Frederick Einhorn: Carnival of Souls
Fredrick Einhorn tested HIV+ five years ago. The subsequent manifestations of his illness brought to an end his career as a singer and actor in the musical theater, and turned his creative energies towards the visual arts. The upcoming exhibition will be his first one-person show. It will also be Fredrick Einhorn's retrospective, as the gallery will show all the work he has produced in this much too brief career.
Fredrick Einhorn entitled this exhibition "Carnival of Souls" after the movie by Herk Harvey from 1962. Until his death on May 26, 1993, the artist had worked an adaptation of this film for the musical theater.

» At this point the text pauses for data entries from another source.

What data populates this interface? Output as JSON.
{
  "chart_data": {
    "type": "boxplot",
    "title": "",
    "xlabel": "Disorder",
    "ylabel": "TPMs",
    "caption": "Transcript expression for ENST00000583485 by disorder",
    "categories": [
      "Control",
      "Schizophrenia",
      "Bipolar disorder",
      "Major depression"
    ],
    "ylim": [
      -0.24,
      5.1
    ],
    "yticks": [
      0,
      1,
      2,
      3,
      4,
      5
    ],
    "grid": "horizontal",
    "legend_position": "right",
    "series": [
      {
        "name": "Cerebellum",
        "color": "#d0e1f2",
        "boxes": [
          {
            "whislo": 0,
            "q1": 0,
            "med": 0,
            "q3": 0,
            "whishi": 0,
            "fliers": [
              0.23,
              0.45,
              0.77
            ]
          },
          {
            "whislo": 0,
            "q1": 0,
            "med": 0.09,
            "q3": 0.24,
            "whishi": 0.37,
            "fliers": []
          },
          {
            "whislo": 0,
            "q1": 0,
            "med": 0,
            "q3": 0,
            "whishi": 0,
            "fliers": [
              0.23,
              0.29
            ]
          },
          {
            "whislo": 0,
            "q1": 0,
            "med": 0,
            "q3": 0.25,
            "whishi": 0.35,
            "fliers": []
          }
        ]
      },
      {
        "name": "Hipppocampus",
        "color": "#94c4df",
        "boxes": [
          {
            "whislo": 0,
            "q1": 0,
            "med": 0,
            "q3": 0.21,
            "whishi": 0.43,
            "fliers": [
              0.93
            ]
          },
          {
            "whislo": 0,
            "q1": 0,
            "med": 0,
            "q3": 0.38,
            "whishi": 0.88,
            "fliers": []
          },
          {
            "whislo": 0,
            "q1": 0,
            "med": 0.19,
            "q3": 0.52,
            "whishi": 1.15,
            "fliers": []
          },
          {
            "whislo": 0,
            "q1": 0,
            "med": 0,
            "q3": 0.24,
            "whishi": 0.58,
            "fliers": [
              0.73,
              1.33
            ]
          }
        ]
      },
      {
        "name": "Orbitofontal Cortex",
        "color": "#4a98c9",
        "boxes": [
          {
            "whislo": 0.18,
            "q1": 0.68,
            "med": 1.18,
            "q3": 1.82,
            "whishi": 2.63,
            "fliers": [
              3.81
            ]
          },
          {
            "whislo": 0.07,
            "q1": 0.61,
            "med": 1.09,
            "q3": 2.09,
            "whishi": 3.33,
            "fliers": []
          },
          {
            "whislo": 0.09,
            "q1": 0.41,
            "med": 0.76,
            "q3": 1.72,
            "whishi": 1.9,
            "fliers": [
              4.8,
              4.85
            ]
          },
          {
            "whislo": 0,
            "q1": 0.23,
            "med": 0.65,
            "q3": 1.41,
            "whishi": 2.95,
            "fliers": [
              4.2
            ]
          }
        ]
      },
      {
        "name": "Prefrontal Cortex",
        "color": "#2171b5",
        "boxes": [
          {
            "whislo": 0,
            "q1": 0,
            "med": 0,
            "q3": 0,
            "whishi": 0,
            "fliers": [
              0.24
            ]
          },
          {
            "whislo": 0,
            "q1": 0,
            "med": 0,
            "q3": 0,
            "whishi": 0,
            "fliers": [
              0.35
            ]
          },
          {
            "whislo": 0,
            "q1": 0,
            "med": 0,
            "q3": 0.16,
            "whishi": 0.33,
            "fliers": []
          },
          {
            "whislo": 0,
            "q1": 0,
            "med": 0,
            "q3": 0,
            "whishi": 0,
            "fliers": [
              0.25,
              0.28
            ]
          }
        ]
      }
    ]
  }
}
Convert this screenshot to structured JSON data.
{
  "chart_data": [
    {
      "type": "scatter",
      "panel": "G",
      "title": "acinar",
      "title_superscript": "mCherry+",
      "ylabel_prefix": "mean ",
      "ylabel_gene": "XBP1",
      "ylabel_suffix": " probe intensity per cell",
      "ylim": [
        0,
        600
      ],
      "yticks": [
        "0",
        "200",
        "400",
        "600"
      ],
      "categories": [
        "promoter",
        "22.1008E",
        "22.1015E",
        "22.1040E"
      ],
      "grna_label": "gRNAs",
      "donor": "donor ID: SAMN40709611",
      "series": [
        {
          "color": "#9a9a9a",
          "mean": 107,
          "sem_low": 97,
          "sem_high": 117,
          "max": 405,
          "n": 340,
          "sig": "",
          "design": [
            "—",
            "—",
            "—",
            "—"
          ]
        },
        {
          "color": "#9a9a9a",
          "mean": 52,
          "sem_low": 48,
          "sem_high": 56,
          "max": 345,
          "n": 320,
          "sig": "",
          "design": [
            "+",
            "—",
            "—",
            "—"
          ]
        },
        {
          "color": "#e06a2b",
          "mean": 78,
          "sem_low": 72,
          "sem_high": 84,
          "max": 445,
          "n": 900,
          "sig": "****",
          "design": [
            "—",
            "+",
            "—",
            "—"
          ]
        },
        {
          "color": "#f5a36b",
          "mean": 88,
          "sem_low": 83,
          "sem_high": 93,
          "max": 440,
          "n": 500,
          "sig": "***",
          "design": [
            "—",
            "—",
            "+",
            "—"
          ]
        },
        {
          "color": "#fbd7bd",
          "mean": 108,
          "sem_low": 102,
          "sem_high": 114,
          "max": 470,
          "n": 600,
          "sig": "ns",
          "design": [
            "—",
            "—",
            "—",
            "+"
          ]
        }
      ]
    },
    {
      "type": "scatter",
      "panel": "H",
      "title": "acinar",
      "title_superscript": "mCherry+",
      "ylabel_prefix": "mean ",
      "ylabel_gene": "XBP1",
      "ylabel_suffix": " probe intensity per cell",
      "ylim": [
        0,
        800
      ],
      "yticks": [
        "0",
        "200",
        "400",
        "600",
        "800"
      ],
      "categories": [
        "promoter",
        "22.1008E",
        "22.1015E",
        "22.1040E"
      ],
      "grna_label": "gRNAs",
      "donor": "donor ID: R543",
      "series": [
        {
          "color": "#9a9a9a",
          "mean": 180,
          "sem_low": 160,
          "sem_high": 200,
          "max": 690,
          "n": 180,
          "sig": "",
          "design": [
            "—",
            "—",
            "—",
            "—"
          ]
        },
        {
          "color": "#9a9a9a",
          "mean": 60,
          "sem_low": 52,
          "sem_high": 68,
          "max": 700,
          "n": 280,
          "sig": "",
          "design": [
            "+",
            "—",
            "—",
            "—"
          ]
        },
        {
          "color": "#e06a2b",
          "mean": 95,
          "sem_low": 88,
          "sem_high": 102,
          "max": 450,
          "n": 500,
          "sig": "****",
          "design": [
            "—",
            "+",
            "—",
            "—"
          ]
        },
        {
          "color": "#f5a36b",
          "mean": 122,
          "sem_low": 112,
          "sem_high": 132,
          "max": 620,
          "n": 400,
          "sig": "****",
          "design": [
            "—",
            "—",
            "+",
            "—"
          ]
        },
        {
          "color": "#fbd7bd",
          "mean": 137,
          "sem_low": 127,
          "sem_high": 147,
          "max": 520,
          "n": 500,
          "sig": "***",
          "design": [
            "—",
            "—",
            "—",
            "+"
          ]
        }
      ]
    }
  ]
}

The work in this exhibition, though triggered by the artist's struggle with AIDS, is surprisingly unsentimental and humorous in nature. The bronze-cast Barbie Doll, the bronze-cast Fat Albert masks, as well as the drawings which the artist rendered with his own blood, refer back to images which played a key role in the artist's formative teen-age years growing up in suburban Long Island, NY. While these works point to the artist's struggle with his own sexuality and identity, their formal clarity and iconographic qualities serve as vehicles for hope and optimism. Although often struggling with deteriorating health, he was able to produce work that underlined a positive attitude towards the living and more specifically towards his own life.